Nad ogrodem unosi się szept starych duchów działkowców.
GUŚLARZ:
Zamknijcie furtki, zapalcie znicze.
Dziś w noc zaduszną przychodzą dusze zagubione:
Trzej Zwodziciele, co za życia krzyczeli wiele,
A czynili… niewiele.
CHÓR:
Kto krzyczy głośno, a działa mało,
Ten w noc zaduszną błąka się całą.
I. PIERWSZY ZWODZICIEL – DUCH SŁÓW PUSTYCH
Z mgły wychodzi postać w garniturze z papieru.
GUŚLARZ:
Ktoś idzie… lekki jak dym,
Choć język jego cięższy był niż kamień.
PIERWSZY ZWODZICIEL (jękiem):
Wyjdźcie z jedności! — mówiłem za życia,
Choć sam jedności nie znałem,
Bo w PZD pracując — w cieniu się chowałem.

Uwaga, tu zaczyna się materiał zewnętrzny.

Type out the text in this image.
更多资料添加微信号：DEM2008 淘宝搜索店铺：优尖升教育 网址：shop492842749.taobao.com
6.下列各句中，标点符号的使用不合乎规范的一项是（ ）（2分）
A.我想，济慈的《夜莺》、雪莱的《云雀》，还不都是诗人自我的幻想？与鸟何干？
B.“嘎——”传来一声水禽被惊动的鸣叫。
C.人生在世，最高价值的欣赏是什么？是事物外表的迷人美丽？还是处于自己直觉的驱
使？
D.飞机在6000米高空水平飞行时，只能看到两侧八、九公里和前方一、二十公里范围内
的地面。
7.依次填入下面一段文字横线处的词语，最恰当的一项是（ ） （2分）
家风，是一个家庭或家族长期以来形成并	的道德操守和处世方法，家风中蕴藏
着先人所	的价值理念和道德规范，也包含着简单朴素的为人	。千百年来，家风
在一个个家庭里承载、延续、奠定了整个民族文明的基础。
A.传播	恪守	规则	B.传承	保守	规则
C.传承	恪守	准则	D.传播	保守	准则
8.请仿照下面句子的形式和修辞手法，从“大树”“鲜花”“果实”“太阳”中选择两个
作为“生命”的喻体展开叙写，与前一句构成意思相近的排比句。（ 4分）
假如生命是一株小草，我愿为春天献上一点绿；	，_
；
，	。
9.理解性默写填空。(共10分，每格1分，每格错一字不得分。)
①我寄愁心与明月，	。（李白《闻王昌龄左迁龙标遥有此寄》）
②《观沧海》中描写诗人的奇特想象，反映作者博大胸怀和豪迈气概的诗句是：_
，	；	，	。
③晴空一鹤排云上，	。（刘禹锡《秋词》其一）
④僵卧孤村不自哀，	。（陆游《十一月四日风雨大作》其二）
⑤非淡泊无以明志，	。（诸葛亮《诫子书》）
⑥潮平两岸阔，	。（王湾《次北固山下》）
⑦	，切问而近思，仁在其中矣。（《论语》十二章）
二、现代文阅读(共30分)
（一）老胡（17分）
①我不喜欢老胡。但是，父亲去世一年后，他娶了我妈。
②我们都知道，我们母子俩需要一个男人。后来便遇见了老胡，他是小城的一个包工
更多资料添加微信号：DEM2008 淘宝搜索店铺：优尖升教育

Krzewów nie broniłem, gdy wichry wiały,
Lecz teraz — ach! — chciałem, by mnie za wybawcę brali!
CHÓR (zimno):
Duchu pustych frazesów,
Twoje słowa — jak liście suche.
Nikt ich nie zbierze, nikt nie zachowa,
Bo nie zakwitły czynem, ni duchem.
GUŚLARZ:
Idź precz.
Tu cię nie posłuchają.
Prawdę znają — twój głos był huczny,
Lecz serce… jak wiadro puste po deszczu.
II. DRUGI ZWODZICIEL – DUCH FAKTUR VAT
Wychodzi dusza w skrzydłach z rachunków.
DRUGI ZWODZICIEL (skowytem):
Chciałem wam pomagać!
Tak mówiłem!
Choć skrzydła mych „pomocy”
Z faktur VAT były krojone.
Firma moja w internecie rosła,
Choć w praktyce… próżnia była i posucha.
CHÓR (ostrzej):
Skrzydła twe — papierowe,
Pomoc twa — pusta jak echo.
Kto pomoc wycenia bardziej niż serce,
Ten i po śmierci zostaje… lichym marzycielem.
GUŚLARZ:
Idź, duchu rachunków.
Tu cię nie przyjmą.
W tym ogrodzie wolą ręce, nie obietnice,
Wolą czyn — nie cenniki.
III. TRZECI ZWODZICIEL – DUCH KRZYKU
Trzeci duch wpada jak wiatr — głośny, chaotyczny.
TRZECI ZWODZICIEL (wrzaskiem):
Rozbijcie jedność!
Zniszczcie wspólnotę!
Samotny ogród lepszy!
Krzyczałem tak głośno,
Że własne echo mnie straszyło.
Lecz w czasie burzy…
W krzakach siedziałem.
Gdy walczyć trzeba było,
To milczałem.
A dziś chciałem być prorokiem…
CHÓR (jak grzmot):
Kto jedność rozbija dla własnych zysków,
Temu po śmierci zostaje tylko krzyk pusty.
Krzyk bez siły, bez sensu, bez końca…
Bo nikt go nie słucha — i nikt nie chce słuchać.
FINAŁ — WYROK DZIAŁKOWEGO CHÓRU
Duchy znikają w mgle, świszcząc jak jesienne liście.
GUŚLARZ:
A działkowcy?
Ci stoją jak las odwieczny.
Prócz jedności, nic nie potrzebują.
Jedność ich chroni,
PZD ich broni.
CHÓR (mocno, jak w Dziadach):
Niech zgasną głosy fałszywych proroków,
Co słowa dają, a czynów szczędzą.
Bo ten, kto zdradza wspólnotę dla zysku,
W noc zaduszną błąka się — bez nadziei, bez śledztwa, bez męstwa.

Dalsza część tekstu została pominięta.